Oil Tops $100 on Seaway Pipeline Reversal

By Mark Shenk
Bloomberg
Nov. 16, 2011

Oil in New York climbed above $100 a barrel to a five-month high as Enbridge Inc. said it will reverse the direction of the Seaway pipeline, adding an outlet for crude from the central U.S. and Canada.

Futures rose as much as 3.1 percent after Enbridge agreed to acquire ConocoPhillips (COP)’s share of the pipeline that runs between Cushing, Oklahoma, and the Gulf Coast and announced the reversal. The change may alleviate a bottleneck at the Cushing storage hub that has lowered the price of West Texas Intermediate, the grade traded in New York, against other oils.

“In the short term, this will definitely clear some of the crude out of Oklahoma,” said Francisco Blanch, head of commodities research at Bank of America Corp. in New York. “This may not be enough to eliminate the glut in the Midwest because output is growing by hundreds of thousands of barrels a year. We still need additional transportation capacity.”

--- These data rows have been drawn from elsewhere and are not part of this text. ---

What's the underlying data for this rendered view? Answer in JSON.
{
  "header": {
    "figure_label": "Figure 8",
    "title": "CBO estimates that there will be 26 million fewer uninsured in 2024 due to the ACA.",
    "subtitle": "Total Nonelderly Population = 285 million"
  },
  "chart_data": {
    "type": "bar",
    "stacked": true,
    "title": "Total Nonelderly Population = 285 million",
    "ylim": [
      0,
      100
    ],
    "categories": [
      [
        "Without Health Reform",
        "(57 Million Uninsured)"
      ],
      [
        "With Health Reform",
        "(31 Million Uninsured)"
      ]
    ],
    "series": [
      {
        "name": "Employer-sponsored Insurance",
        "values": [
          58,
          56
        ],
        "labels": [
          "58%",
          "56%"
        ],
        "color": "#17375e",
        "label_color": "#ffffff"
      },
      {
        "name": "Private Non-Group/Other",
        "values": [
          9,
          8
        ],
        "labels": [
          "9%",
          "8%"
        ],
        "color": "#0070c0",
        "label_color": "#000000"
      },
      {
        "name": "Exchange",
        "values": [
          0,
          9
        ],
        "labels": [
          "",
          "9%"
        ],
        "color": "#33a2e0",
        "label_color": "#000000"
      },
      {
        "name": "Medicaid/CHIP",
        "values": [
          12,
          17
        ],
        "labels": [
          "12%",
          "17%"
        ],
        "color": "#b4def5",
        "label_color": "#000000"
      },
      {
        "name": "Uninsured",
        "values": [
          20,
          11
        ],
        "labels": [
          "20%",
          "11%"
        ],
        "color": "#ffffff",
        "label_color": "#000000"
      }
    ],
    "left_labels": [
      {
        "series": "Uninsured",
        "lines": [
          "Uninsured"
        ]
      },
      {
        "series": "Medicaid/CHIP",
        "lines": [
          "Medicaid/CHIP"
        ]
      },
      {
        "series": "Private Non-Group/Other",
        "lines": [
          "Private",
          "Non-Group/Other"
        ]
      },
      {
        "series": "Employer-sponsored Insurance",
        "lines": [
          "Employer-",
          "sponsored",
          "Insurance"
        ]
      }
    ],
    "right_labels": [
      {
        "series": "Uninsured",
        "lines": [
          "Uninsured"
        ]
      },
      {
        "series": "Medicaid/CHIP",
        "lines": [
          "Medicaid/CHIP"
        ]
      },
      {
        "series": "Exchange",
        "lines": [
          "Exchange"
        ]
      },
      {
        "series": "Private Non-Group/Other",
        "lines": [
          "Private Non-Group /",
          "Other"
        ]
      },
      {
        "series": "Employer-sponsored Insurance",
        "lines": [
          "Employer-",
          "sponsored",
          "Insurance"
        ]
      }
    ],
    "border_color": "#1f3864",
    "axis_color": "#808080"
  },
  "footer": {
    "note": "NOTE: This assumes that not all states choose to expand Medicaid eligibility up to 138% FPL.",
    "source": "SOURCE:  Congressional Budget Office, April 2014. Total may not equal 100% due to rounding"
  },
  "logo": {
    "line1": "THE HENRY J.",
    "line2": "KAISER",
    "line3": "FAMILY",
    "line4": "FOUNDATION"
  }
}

Crude oil for December delivery rose $2.74, or 2.8 percent, to $102.11 a barrel at 1:57 p.m. on the New York Mercantile Exchange. Futures reached $102.46, the highest level since June 1. The contract traded at $99.70 before the Seaway announcement.

Brent oil for January settlement dropped 48 cents, or 0.4 percent, to $111.70 a barrel on the ICE Futures Europe exchange in London. The European contract’s premium to West Texas crude narrowed to as little as $8.32 a barrel, the smallest spread since March 9. The differential surged to a record high of $27.88 on Oct. 14.